Le Sénégal abrite cette semaine à Dakar la 12e session ordinaire du Comité technique des experts (CTE) du Cadre permanent de coordination et de suivi de la Gestion intégrée des ressources en eau (GIRE) en Afrique de l’Ouest. Organisée par la Commission de la CEDEAO à travers son Centre de gestion des ressources en eau (CGRE), la rencontre réunit une cinquantaine d’acteurs issus des États membres, des institutions régionales et des partenaires techniques et financiers.
Une vision commune pour une gouvernance durable de l’eau
Selon Baboucar Mboundar Ngom, secrétaire général du ministère de l’Hydraulique et de l’Assainissement, cette rencontre témoigne de « l’engagement constant en faveur d’une gouvernance concertée et durable des ressources en eau partagées », dans un contexte de pression croissante due au changement climatique, à l’urbanisation rapide et aux enjeux de sécurité hydrique.
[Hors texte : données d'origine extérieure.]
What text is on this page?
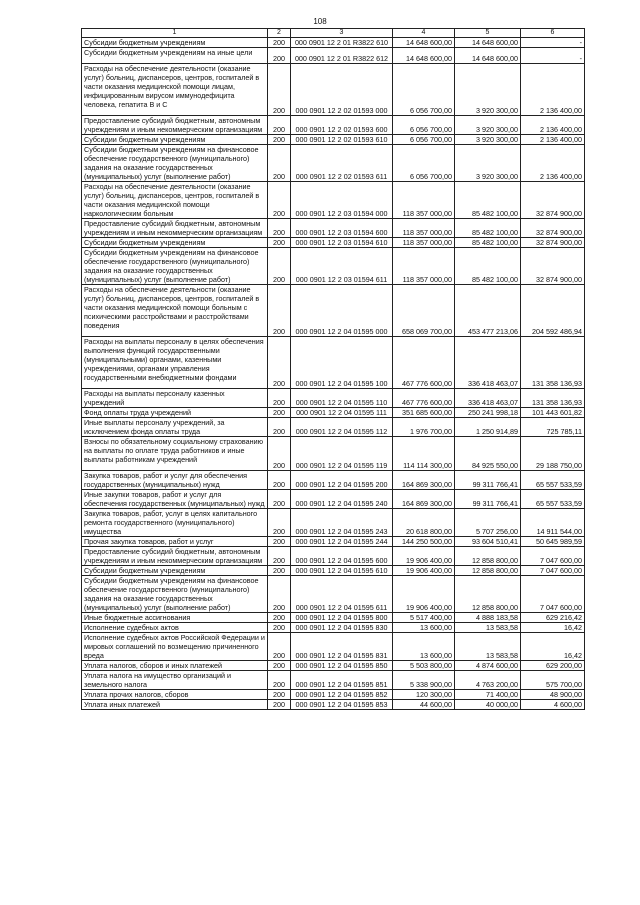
108
1	2	3	4	5	6
Субсидии бюджетным учреждениям	200	000 0901 12 2 01 R3822 610	14 648 600,00	14 648 600,00	-
Субсидии бюджетным учреждениям на иные цели	200	000 0901 12 2 01 R3822 612	14 648 600,00	14 648 600,00	-
Расходы на обеспечение деятельности (оказание услуг) больниц, диспансеров, центров, госпиталей в части оказания медицинской помощи лицам, инфицированным вирусом иммунодефицита человека, гепатита В и С	200	000 0901 12 2 02 01593 000	6 056 700,00	3 920 300,00	2 136 400,00
Предоставление субсидий бюджетным, автономным учреждениям и иным некоммерческим организациям	200	000 0901 12 2 02 01593 600	6 056 700,00	3 920 300,00	2 136 400,00
Субсидии бюджетным учреждениям	200	000 0901 12 2 02 01593 610	6 056 700,00	3 920 300,00	2 136 400,00
Субсидии бюджетным учреждениям на финансовое обеспечение государственного (муниципального) задания на оказание государственных (муниципальных) услуг (выполнение работ)	200	000 0901 12 2 02 01593 611	6 056 700,00	3 920 300,00	2 136 400,00
Расходы на обеспечение деятельности (оказание услуг) больниц, диспансеров, центров, госпиталей в части оказания медицинской помощи наркологическим больным	200	000 0901 12 2 03 01594 000	118 357 000,00	85 482 100,00	32 874 900,00
Предоставление субсидий бюджетным, автономным учреждениям и иным некоммерческим организациям	200	000 0901 12 2 03 01594 600	118 357 000,00	85 482 100,00	32 874 900,00
Субсидии бюджетным учреждениям	200	000 0901 12 2 03 01594 610	118 357 000,00	85 482 100,00	32 874 900,00
Субсидии бюджетным учреждениям на финансовое обеспечение государственного (муниципального) задания на оказание государственных (муниципальных) услуг (выполнение работ)	200	000 0901 12 2 03 01594 611	118 357 000,00	85 482 100,00	32 874 900,00
Расходы на обеспечение деятельности (оказание услуг) больниц, диспансеров, центров, госпиталей в части оказания медицинской помощи больным с психическими расстройствами и расстройствами поведения	200	000 0901 12 2 04 01595 000	658 069 700,00	453 477 213,06	204 592 486,94
Расходы на выплаты персоналу в целях обеспечения выполнения функций государственными (муниципальными) органами, казенными учреждениями, органами управления государственными внебюджетными фондами	200	000 0901 12 2 04 01595 100	467 776 600,00	336 418 463,07	131 358 136,93
Расходы на выплаты персоналу казенных учреждений	200	000 0901 12 2 04 01595 110	467 776 600,00	336 418 463,07	131 358 136,93
Фонд оплаты труда учреждений	200	000 0901 12 2 04 01595 111	351 685 600,00	250 241 998,18	101 443 601,82
Иные выплаты персоналу учреждений, за исключением фонда оплаты труда	200	000 0901 12 2 04 01595 112	1 976 700,00	1 250 914,89	725 785,11
Взносы по обязательному социальному страхованию на выплаты по оплате труда работников и иные выплаты работникам учреждений	200	000 0901 12 2 04 01595 119	114 114 300,00	84 925 550,00	29 188 750,00
Закупка товаров, работ и услуг для обеспечения государственных (муниципальных) нужд	200	000 0901 12 2 04 01595 200	164 869 300,00	99 311 766,41	65 557 533,59
Иные закупки товаров, работ и услуг для обеспечения государственных (муниципальных) нужд	200	000 0901 12 2 04 01595 240	164 869 300,00	99 311 766,41	65 557 533,59
Закупка товаров, работ, услуг в целях капитального ремонта государственного (муниципального) имущества	200	000 0901 12 2 04 01595 243	20 618 800,00	5 707 256,00	14 911 544,00
Прочая закупка товаров, работ и услуг	200	000 0901 12 2 04 01595 244	144 250 500,00	93 604 510,41	50 645 989,59
Предоставление субсидий бюджетным, автономным учреждениям и иным некоммерческим организациям	200	000 0901 12 2 04 01595 600	19 906 400,00	12 858 800,00	7 047 600,00
Субсидии бюджетным учреждениям	200	000 0901 12 2 04 01595 610	19 906 400,00	12 858 800,00	7 047 600,00
Субсидии бюджетным учреждениям на финансовое обеспечение государственного (муниципального) задания на оказание государственных (муниципальных) услуг (выполнение работ)	200	000 0901 12 2 04 01595 611	19 906 400,00	12 858 800,00	7 047 600,00
Иные бюджетные ассигнования	200	000 0901 12 2 04 01595 800	5 517 400,00	4 888 183,58	629 216,42
Исполнение судебных актов	200	000 0901 12 2 04 01595 830	13 600,00	13 583,58	16,42
Исполнение судебных актов Российской Федерации и мировых соглашений по возмещению причиненного вреда	200	000 0901 12 2 04 01595 831	13 600,00	13 583,58	16,42
Уплата налогов, сборов и иных платежей	200	000 0901 12 2 04 01595 850	5 503 800,00	4 874 600,00	629 200,00
Уплата налога на имущество организаций и земельного налога	200	000 0901 12 2 04 01595 851	5 338 900,00	4 763 200,00	575 700,00
Уплата прочих налогов, сборов	200	000 0901 12 2 04 01595 852	120 300,00	71 400,00	48 900,00
Уплата иных платежей	200	000 0901 12 2 04 01595 853	44 600,00	40 000,00	4 600,00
Le Sénégal, qualifié de pionnier en matière de GIRE, a adopté une stratégie nationale depuis 2004, actualisée pour la période 2018-2030. Cette démarche repose sur une gestion territoriale par bassins versants, déclinée en unités de gestion (UGP), sous-UGP et communes, chacune dotée de documents de référence et d’instances locales de gouvernance.
Vers une meilleure coordination régionale
La révision en cours du Code de l’eau au Sénégal vise à consolider cette dynamique, en assurant l’opérationnalisation complète du cadre juridique de la GIRE. Le représentant du ministre a lancé un appel à la synergie entre les acteurs régionaux pour atteindre l’ODD n°6, qui prône l’accès universel à l’eau potable et à l’assainissement d’ici 2030.
Créé en 2001, le Cadre permanent de coordination GIRE de la CEDEAO incarne l’ambition d’une coopération transfrontalière renforcée. Il s’appuie sur les principes de Dublin (1992) : une approche intégrée, équitable et participative de la ressource en eau, conciliant impératifs humains, économiques et écologiques.